東京電力福島第1原発事故を受けて韓国が取っている日本の水産物の輸入禁止措置が近く解除され、福島県など8つの県のたら、カレイなどの水産物の輸入が再開される見通しで、懸念の声が高まっています。
韓国政府は、去年暮れから年明けにかけて2回にわたって、民間の専門家による調査団を日本に派遣し、現地で安全管理の実態を把握するなどの調査活動を行なってきました。
政府は、2日目の調査を終えて帰国した調査団と、28日、会議を開き、暫定的に「食べてもいいくらい安全だ」という結論を出したとされています。
調査団に参加した専門家は、韓国のメディアとの電話インタビューで、「日本から持ち帰った水産物の標本を分析した結果、セシウムの放射線量は安全な水準だった」と強調しました。
またこの関係者は、「放射性ストロンチウムなどを分析するためには早ければ2月末には分析が終わる。今回の調査は、日本が提示した分析結果と比較して、一致するかどうかを確認するもので、たぶん一致するだろう」と話しています。
しかし国内では、短い期間に日本政府の案内に従って行なわれた調査の結果は、信用できないという批判の声も上がっていて、政府の今後の対応が注目されます。

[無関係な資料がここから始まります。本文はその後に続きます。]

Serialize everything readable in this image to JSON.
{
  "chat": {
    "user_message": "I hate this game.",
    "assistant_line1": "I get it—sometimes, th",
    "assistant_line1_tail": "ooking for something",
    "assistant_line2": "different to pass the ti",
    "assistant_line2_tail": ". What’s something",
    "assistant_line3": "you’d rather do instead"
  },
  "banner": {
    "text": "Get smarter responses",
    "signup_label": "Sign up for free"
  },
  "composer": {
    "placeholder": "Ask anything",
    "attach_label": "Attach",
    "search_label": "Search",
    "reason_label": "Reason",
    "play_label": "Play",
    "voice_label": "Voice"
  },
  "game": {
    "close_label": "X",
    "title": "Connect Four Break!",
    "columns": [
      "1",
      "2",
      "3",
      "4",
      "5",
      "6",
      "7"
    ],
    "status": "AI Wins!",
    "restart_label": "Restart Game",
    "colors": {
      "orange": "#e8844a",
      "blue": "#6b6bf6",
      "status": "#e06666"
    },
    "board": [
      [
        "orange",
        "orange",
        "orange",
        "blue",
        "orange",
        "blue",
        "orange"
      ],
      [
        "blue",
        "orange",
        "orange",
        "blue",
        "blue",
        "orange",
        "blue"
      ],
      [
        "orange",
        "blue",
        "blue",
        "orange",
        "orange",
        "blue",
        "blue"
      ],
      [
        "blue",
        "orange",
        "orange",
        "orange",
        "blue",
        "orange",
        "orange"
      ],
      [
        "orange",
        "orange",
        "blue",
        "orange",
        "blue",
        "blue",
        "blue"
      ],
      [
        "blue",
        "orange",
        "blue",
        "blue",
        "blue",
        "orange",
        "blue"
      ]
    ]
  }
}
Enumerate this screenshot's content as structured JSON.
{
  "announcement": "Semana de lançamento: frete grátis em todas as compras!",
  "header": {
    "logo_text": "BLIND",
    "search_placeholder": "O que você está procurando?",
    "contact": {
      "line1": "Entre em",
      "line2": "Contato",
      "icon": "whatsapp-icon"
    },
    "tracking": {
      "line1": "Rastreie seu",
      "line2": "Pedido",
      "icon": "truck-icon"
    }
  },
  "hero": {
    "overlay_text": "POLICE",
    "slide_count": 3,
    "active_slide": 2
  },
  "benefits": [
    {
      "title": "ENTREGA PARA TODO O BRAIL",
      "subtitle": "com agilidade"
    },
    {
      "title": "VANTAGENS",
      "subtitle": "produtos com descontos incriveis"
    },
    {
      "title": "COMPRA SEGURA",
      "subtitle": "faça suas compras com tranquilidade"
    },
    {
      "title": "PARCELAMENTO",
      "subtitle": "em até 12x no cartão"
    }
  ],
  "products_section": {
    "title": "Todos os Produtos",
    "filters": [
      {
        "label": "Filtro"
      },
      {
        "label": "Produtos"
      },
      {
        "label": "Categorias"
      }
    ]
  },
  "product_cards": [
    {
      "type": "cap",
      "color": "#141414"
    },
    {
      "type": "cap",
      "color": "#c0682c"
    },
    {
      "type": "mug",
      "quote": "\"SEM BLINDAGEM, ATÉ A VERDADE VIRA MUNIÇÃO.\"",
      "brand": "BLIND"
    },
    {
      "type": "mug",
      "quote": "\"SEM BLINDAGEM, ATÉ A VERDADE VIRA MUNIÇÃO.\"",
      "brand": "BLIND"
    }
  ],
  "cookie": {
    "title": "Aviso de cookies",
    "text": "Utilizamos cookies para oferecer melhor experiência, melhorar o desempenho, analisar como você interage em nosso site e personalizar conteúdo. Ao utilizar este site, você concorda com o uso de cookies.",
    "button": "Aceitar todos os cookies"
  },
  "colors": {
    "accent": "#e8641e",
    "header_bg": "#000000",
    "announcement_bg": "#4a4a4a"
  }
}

韓国政府は福島第一原発の汚染水問題を受けて、国民の不安が高まったことから、おととし9月から福島県など8つの県のすべての水産物の輸入を禁止する措置を取っていて、そのほかの地域の水産物でも、放射性物質が微量でも検出されれば送り返しています。
日本政府はこの措置について、科学的な妥当性がないと主張し、輸入禁止の解除を求めており、韓国政府は現地調査の結果などを踏まえて後続の措置を決める方針です。